Firstly, until now I had never heard of it. It would have been installed 2000/2001.

I viewed the house several times and did not notice any damp patches on the wall prior to completion. Literally the day after we move in these small rising damp patches appear on interior of the dining room just above the skirting board. 4 in total, decreasing in size from left to right equally spaced apart. Only this one wall so far, even though its two cottages knocked into one I havent seen anything in the adjacent room which is of the same construction.

The walls are solid 9inch brick.

What I have noticed, is that the small frontage which has some shrubs, the substrate is above the blue engineering bricks (again I was surprised for a property of that age) so that does need digging out a bit, but it doesnt really explain the uniform nature of the damp and I would expect if it was a long-term issue to have more damning evidence on the walls.

There is a plug, thats on, and apparently thats all that is needed by me thinks part of the "system" is not working.

Anyone with any clue about this?
 
Sounds like it may be some sort of osmosis system, which I think drives any moisture downwards, but I'm not really sure.
 
so that does need digging out a bit
Dig that out first, to at least 6 inches below the blue bricks.
Electric efforts are not required and never were.

the uniform nature of the damp
Perhaps from persons drilling holes in the walls to inject DPC gunk / insert electrodes / other snake oil efforts.

me thinks part of the "system" is not working.
It's not working now, and it never was.

100% of damp problems in buildings are caused by readily identifiable things - such as the exterior ground level being too high.
Other common causes include shubs/plants growing against the exterior walls, leaking downpipes/gutters, blocked drains, defective or failed pointing on the outer brickwork. The rest is generally internal condensation caused by improper actions by those living there.

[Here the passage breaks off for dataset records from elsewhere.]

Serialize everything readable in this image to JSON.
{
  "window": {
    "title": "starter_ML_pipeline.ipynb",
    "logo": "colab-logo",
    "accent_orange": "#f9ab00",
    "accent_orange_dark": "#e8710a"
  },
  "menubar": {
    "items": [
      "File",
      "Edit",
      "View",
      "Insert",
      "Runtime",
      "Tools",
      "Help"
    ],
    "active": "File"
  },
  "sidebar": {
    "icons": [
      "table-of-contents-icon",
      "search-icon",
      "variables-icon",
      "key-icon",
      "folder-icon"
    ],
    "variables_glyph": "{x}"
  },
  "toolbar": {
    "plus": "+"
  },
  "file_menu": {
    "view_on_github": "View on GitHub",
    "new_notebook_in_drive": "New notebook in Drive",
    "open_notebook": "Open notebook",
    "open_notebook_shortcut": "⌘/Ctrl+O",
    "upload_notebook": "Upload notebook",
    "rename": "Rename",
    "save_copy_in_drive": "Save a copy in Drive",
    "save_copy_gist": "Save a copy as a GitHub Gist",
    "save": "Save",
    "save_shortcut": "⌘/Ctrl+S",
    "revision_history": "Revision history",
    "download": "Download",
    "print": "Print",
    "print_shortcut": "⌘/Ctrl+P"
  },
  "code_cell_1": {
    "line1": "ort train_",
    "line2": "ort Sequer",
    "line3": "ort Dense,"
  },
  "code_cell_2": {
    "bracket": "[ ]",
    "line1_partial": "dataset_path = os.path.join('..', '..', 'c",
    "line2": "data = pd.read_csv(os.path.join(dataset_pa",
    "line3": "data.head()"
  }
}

They are all easily resolved without the use of injecting chemicals, electric efforts or similar things only sold by 'damp expert' companies.
 
Yes as above dig it all out at least 1 brick (preferably 2 especially where the rain can splash up,) below the top of the dpc.
Without that you're just wasting money on false fixes.
 
Cheers guys, I'll do the obvious thing (dig the soil down 6 inches) and if that doesnt work look at a more permanent solution!